2. Evolving Online Service Design
Disruptive medi-retail newcomers are upgrading online service design by streamlining lengthy, often bureaucratic procedures. Delegation, automation and specialisation are key, with noteworthy concepts including Folx’s transgender-supportive prescriptions and clever smartphone diagnostics from American DTC brands Skin + Me (dermatology) and 1800 Contacts (optical).
3. Pre-Emptive Powers Evolve Physical Pharmacies & Clinics
Pharmacies and vitamin and supplement brands are ramping up their efforts to support consumers aiming to avoid seeing a doctor for minor conditions – augmenting retail services with consultations as focused on detecting problems and offering pre-emptive healthcare as treating symptoms.
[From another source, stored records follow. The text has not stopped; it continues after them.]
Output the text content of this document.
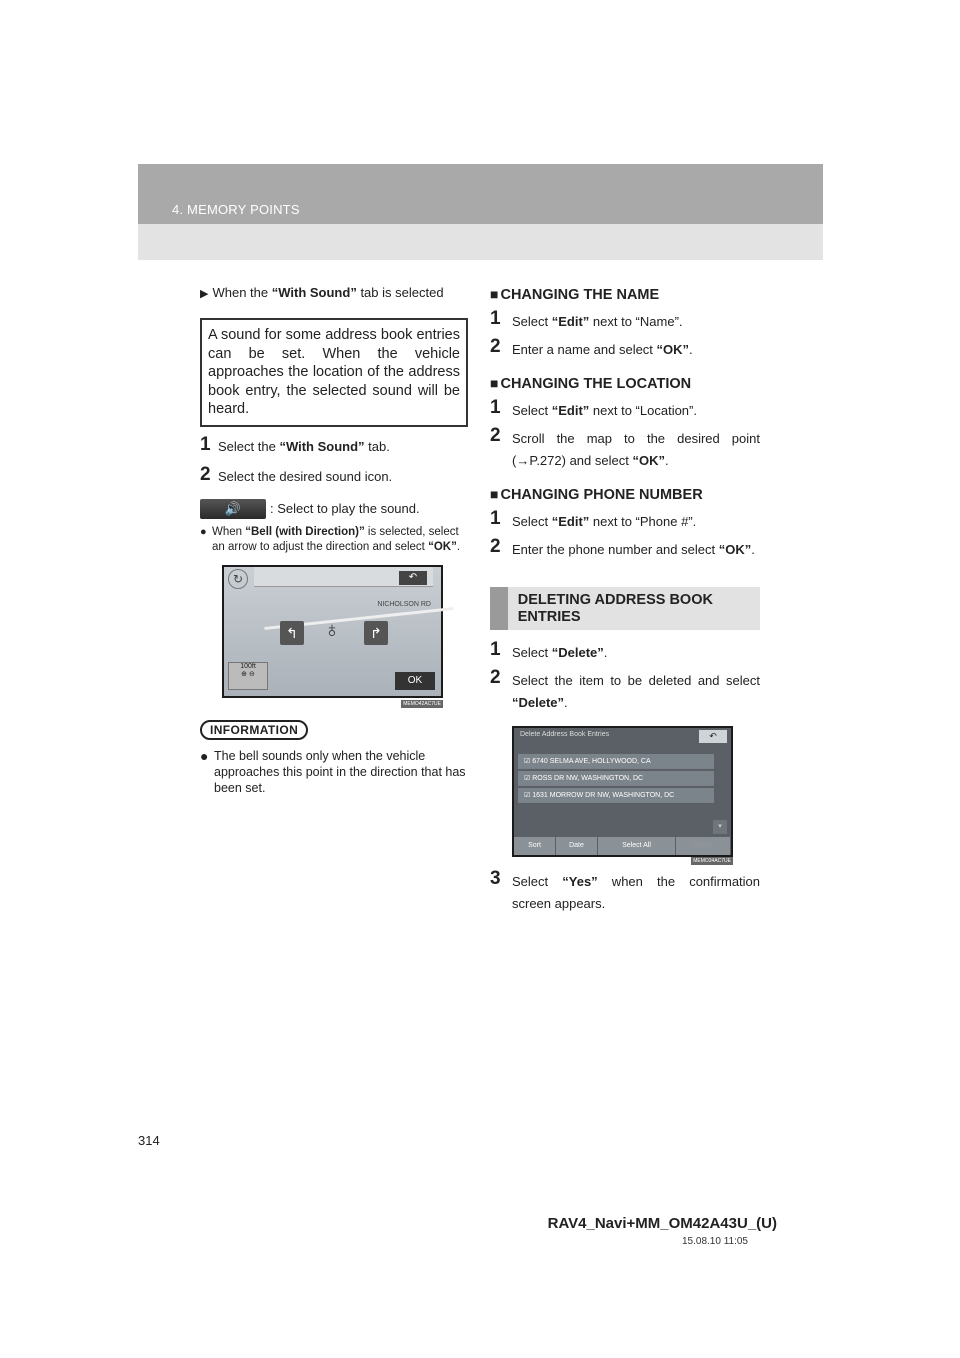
4. MEMORY POINTS
▶ When the “With Sound” tab is selected
A sound for some address book entries can be set. When the vehicle approaches the location of the address book entry, the selected sound will be heard.
1 Select the “With Sound” tab.
2 Select the desired sound icon.
🔊 : Select to play the sound.
● When “Bell (with Direction)” is selected, select an arrow to adjust the direction and select “OK”.
↻	↶
NICHOLSON RD
↰ ♁	↱
100ft
⊕ ⊖
OK
MEMO42AC7UE
INFORMATION
● The bell sounds only when the vehicle approaches this point in the direction that has been set.
■ CHANGING THE NAME
1 Select “Edit” next to “Name”.
2 Enter a name and select “OK”.
■ CHANGING THE LOCATION
1 Select “Edit” next to “Location”.
2 Scroll the map to the desired point (→P.272) and select “OK”.
■ CHANGING PHONE NUMBER
1 Select “Edit” next to “Phone #”.
2 Enter the phone number and select “OK”.
DELETING ADDRESS BOOK ENTRIES
1 Select “Delete”.
2 Select the item to be deleted and select “Delete”.
Delete Address Book Entries	↶
☑ 6740 SELMA AVE, HOLLYWOOD, CA
☑ ROSS DR NW, WASHINGTON, DC
☑ 1631 MORROW DR NW, WASHINGTON, DC
▾
Sort	Date	Select All	Delete
MEMO34AC7UE
3 Select “Yes” when the confirmation screen appears.
314
RAV4_Navi+MM_OM42A43U_(U)
15.08.10 11:05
From phygital vitamin kiosks to high-tech health ‘scanners’, the best redefine the 'brand as caregiver' role.
4. Tracking Tools: Retailers Turn Service Provider
Catering to the consumer belief that tracking their behaviour actively improves their habits, smart brands are partnering with digital tracker start-ups, transitioning from retailers to relied-upon service providers. From supermarket-ready personalised nutrition to apps with bespoke supplement prescriptions and food deliveries built-in, real-time tracking is giving consumers a crucial sense of control post-Covid.
5. Vanity Upgrades: Medi-Cosmetic Retail for the Zoom Boom
From orthodontics to skincare, ‘tweakments’ (minor cosmetic procedures) have boomed courtesy of consumers spending hours on video calls. US dental studio and retailer Tend is a key example, thanks to its new app allowing consumers visibility of their treatment plans and capacity to choose in-clinic preferences, while Shiseido’s ‘open urban lab’ S/Park foregrounds its clinical know-how.